The increase in mental health awareness each year and the need for learning support post-pandemic in education, especially for neurodiverse learners, has only escalated the concerns for most adult caregivers and educators. It is no surprise schools across the country, public and private, are increasing funds to add more professionals in mental health and learning specialists with structure, support, and programs.
As an IEC, colleges have been aware of instruction and learning to be accessible to all students. Colleges continue to increase access and programs to provide direct support, not limiting or restricting to those with learning differences or students with medical accommodations, but a deeper understanding of psychological wellness and healthy coping skills.

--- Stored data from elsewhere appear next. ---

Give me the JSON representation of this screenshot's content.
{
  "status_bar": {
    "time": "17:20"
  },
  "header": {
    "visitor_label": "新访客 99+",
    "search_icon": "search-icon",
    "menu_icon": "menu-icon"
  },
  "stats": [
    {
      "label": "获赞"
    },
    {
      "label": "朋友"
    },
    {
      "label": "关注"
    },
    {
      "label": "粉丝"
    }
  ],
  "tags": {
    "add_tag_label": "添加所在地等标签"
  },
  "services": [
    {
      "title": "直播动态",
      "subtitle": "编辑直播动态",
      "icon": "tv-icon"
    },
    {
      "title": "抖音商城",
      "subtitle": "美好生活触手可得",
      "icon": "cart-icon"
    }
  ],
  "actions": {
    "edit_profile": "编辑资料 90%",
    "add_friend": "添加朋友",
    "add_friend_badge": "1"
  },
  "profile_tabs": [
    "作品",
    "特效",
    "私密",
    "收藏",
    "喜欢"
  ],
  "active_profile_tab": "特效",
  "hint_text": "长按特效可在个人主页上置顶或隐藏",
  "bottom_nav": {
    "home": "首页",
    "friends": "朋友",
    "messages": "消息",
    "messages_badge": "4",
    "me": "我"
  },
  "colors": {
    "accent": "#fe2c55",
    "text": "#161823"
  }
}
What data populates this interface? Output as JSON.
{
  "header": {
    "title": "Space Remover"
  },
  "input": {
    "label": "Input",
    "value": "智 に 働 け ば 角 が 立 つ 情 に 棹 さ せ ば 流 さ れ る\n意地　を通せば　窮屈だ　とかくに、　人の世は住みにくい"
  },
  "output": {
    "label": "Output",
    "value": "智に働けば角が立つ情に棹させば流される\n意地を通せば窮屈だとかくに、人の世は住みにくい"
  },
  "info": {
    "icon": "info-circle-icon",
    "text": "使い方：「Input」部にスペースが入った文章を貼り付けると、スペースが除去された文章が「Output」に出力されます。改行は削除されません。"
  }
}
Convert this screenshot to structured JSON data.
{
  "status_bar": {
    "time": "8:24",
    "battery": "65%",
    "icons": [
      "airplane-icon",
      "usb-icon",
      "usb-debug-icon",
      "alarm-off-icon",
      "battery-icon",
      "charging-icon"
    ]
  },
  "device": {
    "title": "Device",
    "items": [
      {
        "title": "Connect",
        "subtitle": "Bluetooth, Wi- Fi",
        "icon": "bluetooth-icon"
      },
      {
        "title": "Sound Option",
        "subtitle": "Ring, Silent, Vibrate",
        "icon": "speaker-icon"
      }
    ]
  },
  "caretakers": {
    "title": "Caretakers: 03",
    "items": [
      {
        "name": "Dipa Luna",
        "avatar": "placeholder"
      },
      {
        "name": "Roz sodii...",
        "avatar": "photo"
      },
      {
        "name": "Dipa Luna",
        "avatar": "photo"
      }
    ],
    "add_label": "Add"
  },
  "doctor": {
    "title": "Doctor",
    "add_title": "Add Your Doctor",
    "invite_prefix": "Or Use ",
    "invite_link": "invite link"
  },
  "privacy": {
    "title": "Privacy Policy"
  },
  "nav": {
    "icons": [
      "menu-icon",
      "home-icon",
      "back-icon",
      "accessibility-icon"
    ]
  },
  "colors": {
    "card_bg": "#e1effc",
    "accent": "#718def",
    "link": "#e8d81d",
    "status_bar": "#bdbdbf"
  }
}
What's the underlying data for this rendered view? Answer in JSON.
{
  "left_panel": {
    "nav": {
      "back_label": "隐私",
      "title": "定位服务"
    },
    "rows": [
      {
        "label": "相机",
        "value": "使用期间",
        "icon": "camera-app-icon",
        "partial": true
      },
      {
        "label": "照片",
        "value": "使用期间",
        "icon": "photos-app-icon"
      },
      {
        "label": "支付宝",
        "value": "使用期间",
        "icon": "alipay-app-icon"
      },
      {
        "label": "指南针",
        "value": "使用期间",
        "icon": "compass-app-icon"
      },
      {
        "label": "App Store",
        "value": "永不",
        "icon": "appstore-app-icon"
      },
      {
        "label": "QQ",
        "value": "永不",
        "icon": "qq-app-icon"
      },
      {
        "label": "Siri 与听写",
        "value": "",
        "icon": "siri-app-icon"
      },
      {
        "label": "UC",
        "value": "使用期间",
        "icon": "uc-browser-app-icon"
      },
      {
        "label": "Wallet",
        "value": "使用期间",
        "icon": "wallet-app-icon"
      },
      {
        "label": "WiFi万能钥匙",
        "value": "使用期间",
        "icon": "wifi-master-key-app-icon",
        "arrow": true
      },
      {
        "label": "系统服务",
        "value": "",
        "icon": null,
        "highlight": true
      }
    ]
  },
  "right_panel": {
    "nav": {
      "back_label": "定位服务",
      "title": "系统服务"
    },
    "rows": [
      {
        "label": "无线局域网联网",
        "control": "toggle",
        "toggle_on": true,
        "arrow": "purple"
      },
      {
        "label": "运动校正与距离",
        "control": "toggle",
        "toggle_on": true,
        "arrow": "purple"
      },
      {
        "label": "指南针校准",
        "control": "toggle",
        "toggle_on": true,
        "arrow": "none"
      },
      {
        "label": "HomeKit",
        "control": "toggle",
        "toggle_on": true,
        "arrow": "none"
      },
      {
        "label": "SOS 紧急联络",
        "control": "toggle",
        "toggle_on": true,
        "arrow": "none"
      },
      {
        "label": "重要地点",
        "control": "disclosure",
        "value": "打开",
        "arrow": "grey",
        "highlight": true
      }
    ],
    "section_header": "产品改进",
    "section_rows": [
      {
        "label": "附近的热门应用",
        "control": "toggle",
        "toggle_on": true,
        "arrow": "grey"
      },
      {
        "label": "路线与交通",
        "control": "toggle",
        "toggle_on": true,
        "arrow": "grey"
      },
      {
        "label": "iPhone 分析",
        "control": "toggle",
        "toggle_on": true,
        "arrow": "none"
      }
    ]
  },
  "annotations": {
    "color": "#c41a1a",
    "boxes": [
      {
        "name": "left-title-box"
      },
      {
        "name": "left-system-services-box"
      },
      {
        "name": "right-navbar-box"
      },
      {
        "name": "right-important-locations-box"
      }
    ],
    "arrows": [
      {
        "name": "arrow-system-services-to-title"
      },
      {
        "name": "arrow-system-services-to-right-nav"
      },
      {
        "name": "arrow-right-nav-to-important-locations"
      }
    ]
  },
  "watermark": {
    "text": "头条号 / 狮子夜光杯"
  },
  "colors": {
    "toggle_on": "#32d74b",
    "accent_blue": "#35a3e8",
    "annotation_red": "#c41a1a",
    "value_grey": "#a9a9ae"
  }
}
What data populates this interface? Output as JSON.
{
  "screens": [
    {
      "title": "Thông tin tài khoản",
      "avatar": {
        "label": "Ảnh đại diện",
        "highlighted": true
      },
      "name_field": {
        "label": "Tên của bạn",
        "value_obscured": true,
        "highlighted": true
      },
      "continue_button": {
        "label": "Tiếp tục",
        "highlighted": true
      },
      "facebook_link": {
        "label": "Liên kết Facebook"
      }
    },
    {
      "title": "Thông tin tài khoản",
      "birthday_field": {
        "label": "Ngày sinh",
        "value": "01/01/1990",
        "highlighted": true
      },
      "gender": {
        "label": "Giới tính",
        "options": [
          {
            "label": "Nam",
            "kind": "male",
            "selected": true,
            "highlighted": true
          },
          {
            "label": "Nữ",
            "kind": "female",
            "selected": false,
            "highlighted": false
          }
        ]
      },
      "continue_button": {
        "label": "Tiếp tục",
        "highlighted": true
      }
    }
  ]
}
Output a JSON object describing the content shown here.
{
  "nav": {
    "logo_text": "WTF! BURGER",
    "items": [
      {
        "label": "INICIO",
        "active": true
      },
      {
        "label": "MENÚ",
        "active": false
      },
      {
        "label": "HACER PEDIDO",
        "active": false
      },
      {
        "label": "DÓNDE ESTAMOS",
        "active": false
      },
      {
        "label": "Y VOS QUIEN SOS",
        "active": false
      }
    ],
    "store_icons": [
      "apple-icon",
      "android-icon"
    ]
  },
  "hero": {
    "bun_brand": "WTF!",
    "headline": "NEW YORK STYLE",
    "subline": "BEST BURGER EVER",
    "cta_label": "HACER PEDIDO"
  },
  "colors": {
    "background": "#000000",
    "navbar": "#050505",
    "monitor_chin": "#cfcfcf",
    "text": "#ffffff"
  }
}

In college, some institutions have comprehensive programs for learning support on campus. This means the college has a special department with allocated resources and multiple layers of professionals who are learning specialists to serve students above and beyond the basic academic accommodations. Colleges today are engaged and prepared to support the various needs of their enrolled college students to support the transition and overall well-being of the first year of college life. Colleges have created organizational or study wellness classes, weekly meetings or mentorship, tutoring sessions on a specific topic, or for a specific class like math remediation or review, or tutoring one-to-one, and other support for all community members on campus (i.e., with meditation, counseling, medication management support, etc.). The additional programs in these communities are known to provide structure (i.e., routine check-ins with professionals) and scaffolding connection, engagement, and learning when meeting with professionals who understand your young adults learning history. Ultimately, this is what we aim to do now as parents; to integrate professional support for our children’s learning and well-being as one day, they will build their toolbox and grow independent tools for their own journey as they will one day manage their own support systems for success.